作为支持JIT 的第一个正式版本,PostgreSQL 11 只实现了一部分功能,下文将简单讲解下各个功能。
在之前的月报PgSQL · 特性分析· JIT 在数据仓库中的应用价值中提出了在数据库实现中LLVM 可优化的点,其中包括:
PostgreSQL 11 中基本上也实现了这几方面的优化,但是略有不同,目前包含JIT accelerated operations,inlining,optimization。
利用LLVM 的特性,PostgreSQL 定制化地实现了两方面的加速操作,包括表达式计算优化(expression evaluation)和元组变形优化(tuple deforming)。
表达式计算优化可以针对WHERE 条件,agg 运算等实时将表达式的路径编译为具体的代码执行,在此过程中大量的不必要的调用和跳转会被优化掉。
元组变形优化可以将具体元组转化为其在内存中运行的状态,然后根据元组每列的具体类型和元组中列的个数实时编译为具体的代码执行,在此过程中不必要的代码分支会被优化掉。
表达式和元组操作经常会造成分析型场景下的CPU 性能瓶颈,加速这两方面可以提高PostgreSQL 的分析能力。但是除了这两方面,其他的场景也可以进行JIT 的优化,例如元组排序,COPY 解析/输出以及查询中其他部分等等,这些目前没有实现,社区计划将在后续版本中实现。
PostgreSQL 源码中含有大量通用的代码,执行时会经过很多不必要的函数调用和操作。为了提高执行效率,将通用代码重写或维护两份很明显是不可取的。而JIT 技术带来的好处之一就是执行的时候将代码扁平化,去掉不必要的函数调用和操作。以LLVM 为例,Clang 编译器可以生成LLVM IR(中间表示代码)并优化,这在一定意义上就代表了两份代码。在PostgreSQL 中LLVM IR 使用的是bitcode(二进制格式),对应安装在$pkglibdir/bitcode/postgres/ 中,而对应插件的bitcode 会安装在$pkglibdir/bitcode/[extension]/ 中,其中extension 为插件名。

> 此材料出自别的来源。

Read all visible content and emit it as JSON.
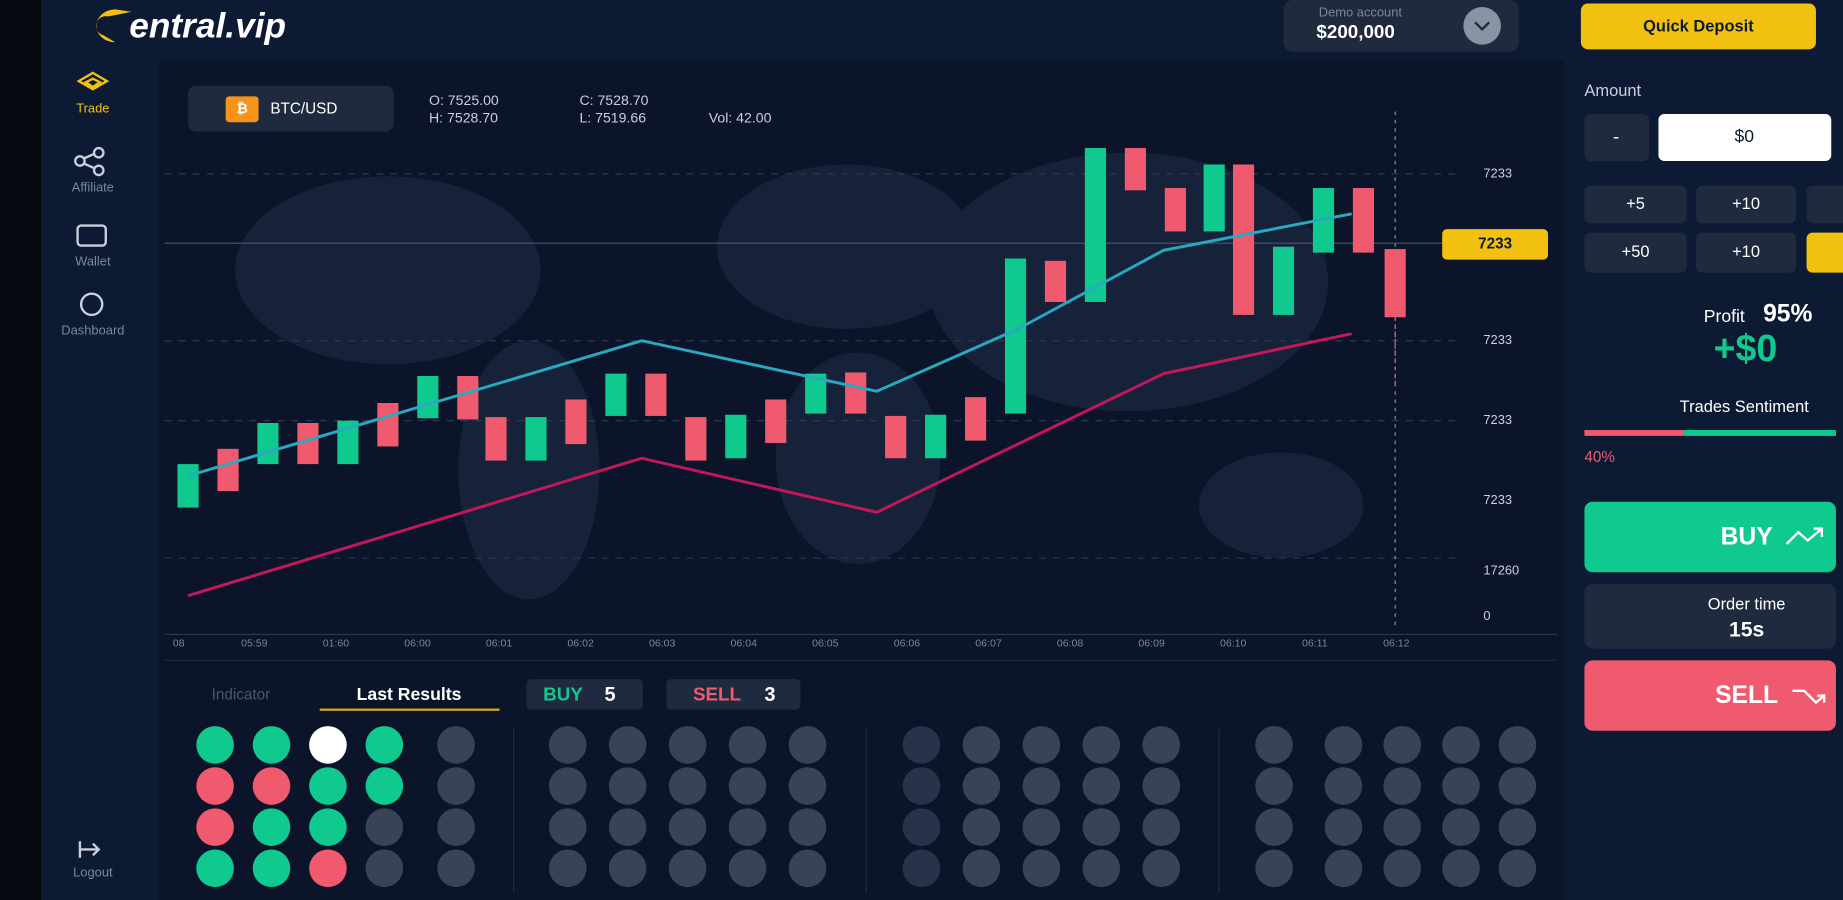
{
  "header": {
    "brand": "entral.vip",
    "account_label": "Demo account",
    "balance": "$200,000",
    "deposit_button": "Quick Deposit"
  },
  "sidebar": {
    "items": [
      "Trade",
      "Affiliate",
      "Wallet",
      "Dashboard"
    ],
    "logout": "Logout"
  },
  "chart": {
    "pair": "BTC/USD",
    "open": "O: 7525.00",
    "close": "C: 7528.70",
    "high": "H: 7528.70",
    "low": "L: 7519.66",
    "volume": "Vol: 42.00",
    "price_tag": "7233",
    "y_labels": [
      "7233",
      "7233",
      "7233",
      "7233",
      "17260",
      "0"
    ],
    "x_labels": [
      "08",
      "05:59",
      "01:60",
      "06:00",
      "06:01",
      "06:02",
      "06:03",
      "06:04",
      "06:05",
      "06:06",
      "06:07",
      "06:08",
      "06:09",
      "06:10",
      "06:11",
      "06:12"
    ]
  },
  "results": {
    "tabs": [
      "Indicator",
      "Last Results"
    ],
    "buy_label": "BUY",
    "buy_count": "5",
    "sell_label": "SELL",
    "sell_count": "3"
  },
  "trade_panel": {
    "amount_label": "Amount",
    "minus": "-",
    "amount": "$0",
    "quick_amounts": [
      "+5",
      "+10",
      "+50",
      "+10"
    ],
    "profit_label": "Profit",
    "profit_percent": "95%",
    "profit_value": "+$0",
    "sentiment_label": "Trades Sentiment",
    "sentiment_value": "40%",
    "buy_button": "BUY",
    "order_time_label": "Order time",
    "order_time": "15s",
    "sell_button": "SELL"
  }
}
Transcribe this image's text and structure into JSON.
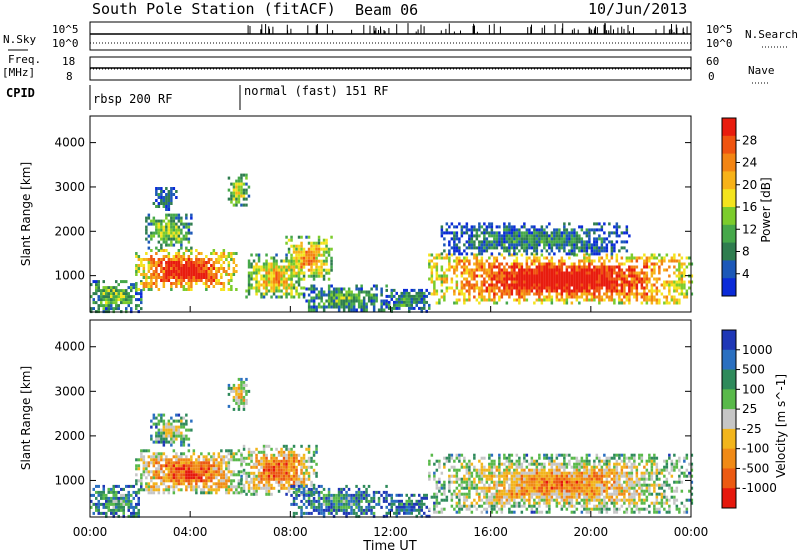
{
  "header": {
    "title": "South Pole Station (fitACF)",
    "beam": "Beam 06",
    "date": "10/Jun/2013"
  },
  "aux_panels": {
    "nsky_label": "N.Sky",
    "nsearch_label": "N.Search",
    "nsky_ticks": [
      "10^5",
      "10^0"
    ],
    "nsearch_ticks": [
      "10^5",
      "10^0"
    ],
    "freq_label": "Freq.",
    "freq_unit": "[MHz]",
    "freq_ticks": [
      "18",
      "8"
    ],
    "nave_label": "Nave",
    "nave_ticks": [
      "60",
      "0"
    ],
    "cpid_label": "CPID",
    "cpid_segments": [
      "rbsp 200 RF",
      "normal (fast) 151 RF"
    ]
  },
  "chart_data": [
    {
      "type": "heatmap",
      "name": "power",
      "xlabel": "",
      "ylabel": "Slant Range [km]",
      "x_ticks": [
        "00:00",
        "04:00",
        "08:00",
        "12:00",
        "16:00",
        "20:00",
        "00:00"
      ],
      "x_hours": [
        0,
        4,
        8,
        12,
        16,
        20,
        24
      ],
      "xlim_hours": [
        0,
        24
      ],
      "y_ticks": [
        1000,
        2000,
        3000,
        4000
      ],
      "ylim": [
        180,
        4600
      ],
      "colorbar": {
        "label": "Power [dB]",
        "ticks": [
          "4",
          "8",
          "12",
          "16",
          "20",
          "24",
          "28"
        ],
        "colors": [
          "#0b2bd8",
          "#1c58b8",
          "#2f7d4f",
          "#46a84a",
          "#7ccc2c",
          "#f4e41e",
          "#f7b218",
          "#f38513",
          "#ef5410",
          "#e81c0e"
        ]
      },
      "regions": [
        {
          "t": [
            0.0,
            2.0
          ],
          "r": [
            200,
            900
          ],
          "level": 0.35
        },
        {
          "t": [
            1.8,
            5.8
          ],
          "r": [
            700,
            1600
          ],
          "level": 0.85
        },
        {
          "t": [
            2.2,
            4.0
          ],
          "r": [
            1650,
            2400
          ],
          "level": 0.4
        },
        {
          "t": [
            2.5,
            3.4
          ],
          "r": [
            2500,
            3000
          ],
          "level": 0.2
        },
        {
          "t": [
            5.5,
            6.3
          ],
          "r": [
            2600,
            3300
          ],
          "level": 0.45
        },
        {
          "t": [
            6.2,
            8.5
          ],
          "r": [
            500,
            1500
          ],
          "level": 0.55
        },
        {
          "t": [
            7.8,
            9.6
          ],
          "r": [
            900,
            1900
          ],
          "level": 0.6
        },
        {
          "t": [
            8.5,
            11.8
          ],
          "r": [
            200,
            800
          ],
          "level": 0.3
        },
        {
          "t": [
            11.8,
            13.5
          ],
          "r": [
            200,
            700
          ],
          "level": 0.25
        },
        {
          "t": [
            13.5,
            24.0
          ],
          "r": [
            400,
            1500
          ],
          "level": 0.9
        },
        {
          "t": [
            14.0,
            21.5
          ],
          "r": [
            1500,
            2200
          ],
          "level": 0.22
        }
      ]
    },
    {
      "type": "heatmap",
      "name": "velocity",
      "xlabel": "Time UT",
      "ylabel": "Slant Range [km]",
      "x_ticks": [
        "00:00",
        "04:00",
        "08:00",
        "12:00",
        "16:00",
        "20:00",
        "00:00"
      ],
      "x_hours": [
        0,
        4,
        8,
        12,
        16,
        20,
        24
      ],
      "xlim_hours": [
        0,
        24
      ],
      "y_ticks": [
        1000,
        2000,
        3000,
        4000
      ],
      "ylim": [
        180,
        4600
      ],
      "colorbar": {
        "label": "Velocity [m s^-1]",
        "ticks": [
          "1000",
          "500",
          "100",
          "25",
          "-25",
          "-100",
          "-500",
          "-1000"
        ],
        "colors": [
          "#1f37b6",
          "#2a6fc0",
          "#2f8a5b",
          "#59b94a",
          "#c6c6c6",
          "#f2b51c",
          "#f08a16",
          "#ec5a12",
          "#e6180d"
        ]
      },
      "regions": [
        {
          "t": [
            0.0,
            2.0
          ],
          "r": [
            200,
            900
          ],
          "level": 0.3
        },
        {
          "t": [
            1.8,
            6.0
          ],
          "r": [
            700,
            1700
          ],
          "level": 0.72
        },
        {
          "t": [
            2.4,
            4.0
          ],
          "r": [
            1800,
            2500
          ],
          "level": 0.45
        },
        {
          "t": [
            5.5,
            6.3
          ],
          "r": [
            2600,
            3300
          ],
          "level": 0.55
        },
        {
          "t": [
            6.0,
            9.0
          ],
          "r": [
            700,
            1800
          ],
          "level": 0.7
        },
        {
          "t": [
            8.0,
            11.8
          ],
          "r": [
            200,
            900
          ],
          "level": 0.25
        },
        {
          "t": [
            11.8,
            13.5
          ],
          "r": [
            200,
            700
          ],
          "level": 0.2
        },
        {
          "t": [
            13.5,
            24.0
          ],
          "r": [
            300,
            1600
          ],
          "level": 0.6
        }
      ]
    }
  ]
}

LLVM 中实现了对产生的中间表示代码的优化,这一定程度上也会提升数据库查询的执行速度。但是该过程本身是有相应的代价的,有些优化可能代价比较低,可以很好地提高性能,而有些可能只有在大的查询中才会体现其提高性能的作用。所以,在PostgreSQL 中定制了一些GUC 参数来限制JIT 功能的开启,详见下文。
在使用JIT 的过程中,有以下几个GUC 参数与之相关,分别是:
可以看出,因为目前JIT 功能开启所需要的代价没有很好的办法进行建模,也没有很好的方法来估计,所以导致JIT 功能无法作为代价估计模型中一种可量化的代价。目前实现的策略是按照查询的代价来一刀切是否使用JIT 相应功能,还算是比较简单有效。但是,这并不是特别的优雅。很有可能只有某个部分的查询计划更适合使用JIT 功能。不过要想实现查询的某个部分使用JIT 功能需要一些额外的信息输入和判断,这带来的代价是否足够小也是存疑的。
直到这里,我们基本对PostgreSQL 中的JIT 功能有所了解。接下来,我们会讲如何启用JIT,并且以两个例子看下JIT 的效果。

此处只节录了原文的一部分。